February 4Feb 4 Author On 1/30/2026 at 10:08 PM, Fruit hunter said: A lot of voice leading things that are weird. Very postmodern sounding to. I somewhat appreciate the dissonance. OK, I like the change to pace. I appreciate the different folk aspects of this piece. And I definitely like that electric guitar cadenza. A mixing issue with the winds burying the main theme. We are back at measure 59 with the folk melody There may be some difficulty at 83 and before that with the double tongue in the brass. I also like how some of the other instruments double the guitar with the runs. Why is the viola in the bass clef. I like the rhythmic interpretation and variation around 111. I enjoy the guitar solo and also the irregular variation with the rhythm although that the playback may not support this make sure you write some slurring around. At 179 a previous theme returns. Along with the folk melody running after that. Some of the guitar material had returned. And I like the end. Good job and I appreciate the amazing structure and the cool material that you have given throughout the first Movement You call the first theme folk melody...that's a compliment; I thought of it as a fugue subject in disguise! There are romantic-era nods as well. In the first movement, the slow intro sounds a bit like Tchaikovsky, and the final cadence is a direct rip-off (well, tribute to?) of the final cadence to C.M.V. Weber's Der Freischütz first act! Different key. It has always been my favorite opera!😉 It is not postmodern, but could that be true in a way? Basically a Nineteenth Century symphony, but has Baroque elements, even some Classical ones. We LIVING composers have the luxury, especially today with everything on the Internet, to be eclectic. Edited February 4Feb 4 by Churchcantor
February 8Feb 8 Author 10 hours ago, Musicman_3254 said: This sounds really nice. How long have you been composing scores (just curious)? 38 years or so, this was 1997!
February 20Feb 20 Firstly, You combine the symphony and the concerto, and the you add an electrical guitar. wow. i am IMPRESSED. (really! How?) And it is 4 not 3 movements long too.

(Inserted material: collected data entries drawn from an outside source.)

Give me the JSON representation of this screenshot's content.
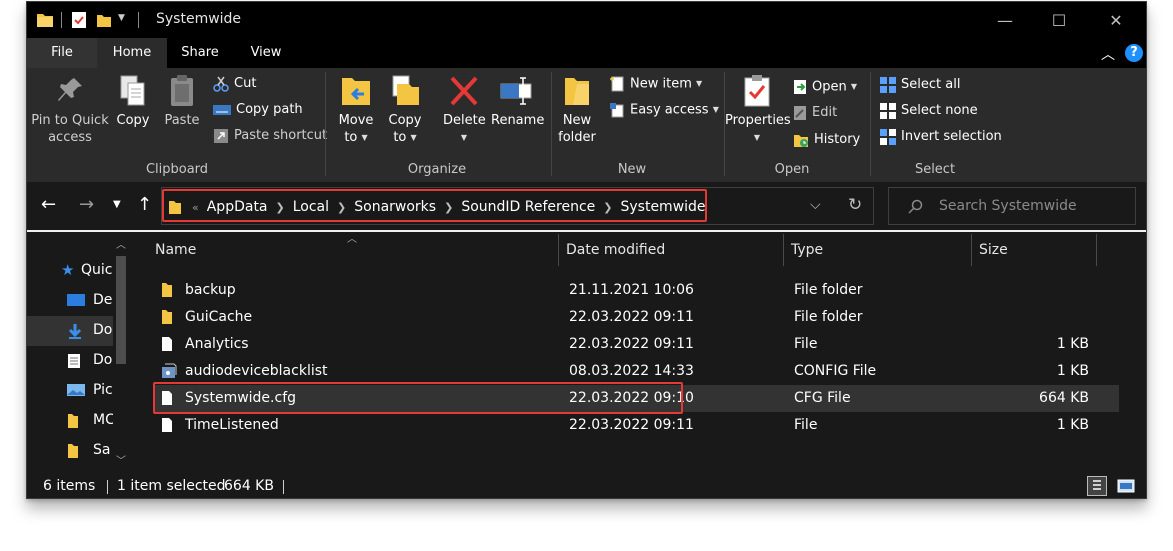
{
  "window": {
    "title": "Systemwide",
    "controls": {
      "minimize": "—",
      "maximize": "☐",
      "close": "✕"
    }
  },
  "ribbon_tabs": [
    "File",
    "Home",
    "Share",
    "View"
  ],
  "ribbon": {
    "clipboard": {
      "label": "Clipboard",
      "pin_label_line1": "Pin to Quick",
      "pin_label_line2": "access",
      "copy": "Copy",
      "paste": "Paste",
      "cut": "Cut",
      "copy_path": "Copy path",
      "paste_shortcut": "Paste shortcut"
    },
    "organize": {
      "label": "Organize",
      "move_to_line1": "Move",
      "move_to_line2": "to",
      "copy_to_line1": "Copy",
      "copy_to_line2": "to",
      "delete": "Delete",
      "rename": "Rename"
    },
    "new": {
      "label": "New",
      "new_folder_line1": "New",
      "new_folder_line2": "folder",
      "new_item": "New item",
      "easy_access": "Easy access"
    },
    "open": {
      "label": "Open",
      "properties": "Properties",
      "open": "Open",
      "edit": "Edit",
      "history": "History"
    },
    "select": {
      "label": "Select",
      "select_all": "Select all",
      "select_none": "Select none",
      "invert_selection": "Invert selection"
    }
  },
  "address": {
    "overflow": "«",
    "crumbs": [
      "AppData",
      "Local",
      "Sonarworks",
      "SoundID Reference",
      "Systemwide"
    ],
    "search_placeholder": "Search Systemwide"
  },
  "nav_pane": [
    {
      "label": "Quic",
      "icon": "star-icon"
    },
    {
      "label": "De",
      "icon": "desktop-icon"
    },
    {
      "label": "Do",
      "icon": "download-icon"
    },
    {
      "label": "Do",
      "icon": "document-icon"
    },
    {
      "label": "Pic",
      "icon": "picture-icon"
    },
    {
      "label": "MC",
      "icon": "folder-icon"
    },
    {
      "label": "Sa",
      "icon": "folder-icon"
    }
  ],
  "columns": {
    "name": "Name",
    "date": "Date modified",
    "type": "Type",
    "size": "Size"
  },
  "files": [
    {
      "name": "backup",
      "date": "21.11.2021 10:06",
      "type": "File folder",
      "size": "",
      "icon": "folder-icon"
    },
    {
      "name": "GuiCache",
      "date": "22.03.2022 09:11",
      "type": "File folder",
      "size": "",
      "icon": "folder-icon"
    },
    {
      "name": "Analytics",
      "date": "22.03.2022 09:11",
      "type": "File",
      "size": "1 KB",
      "icon": "file-icon"
    },
    {
      "name": "audiodeviceblacklist",
      "date": "08.03.2022 14:33",
      "type": "CONFIG File",
      "size": "1 KB",
      "icon": "config-file-icon"
    },
    {
      "name": "Systemwide.cfg",
      "date": "22.03.2022 09:10",
      "type": "CFG File",
      "size": "664 KB",
      "icon": "file-icon",
      "selected": true
    },
    {
      "name": "TimeListened",
      "date": "22.03.2022 09:11",
      "type": "File",
      "size": "1 KB",
      "icon": "file-icon"
    }
  ],
  "status": {
    "items": "6 items",
    "selected": "1 item selected",
    "selected_size": "664 KB"
  },
  "colors": {
    "highlight": "#e53935",
    "folder": "#f4c542",
    "accent": "#1e90ff"
  }
}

February 20Feb 20 Author 1 hour ago, TristanTheTristan said: Firstly, You combine the symphony and the concerto, and the you add an electrical guitar. wow. i am IMPRESSED. (really! How?) The really! How? Is how someone would actually perform this...😦
February 20Feb 20 36 minutes ago, Churchcantor said: The really! How? Is how someone would actually perform this...😦 Yeah. It is also tremendously difficult... Let's say two guitarists somehow managed to premiere it by playing the main part together.
February 21Feb 21 Author 3 hours ago, TristanTheTristan said: Yeah. It is also tremendously difficult... Let's say two guitarists somehow managed to premiere it by playing the main part together. I would be more along the lines of giving a good classical guitarist an electric to play around with for a couple of months.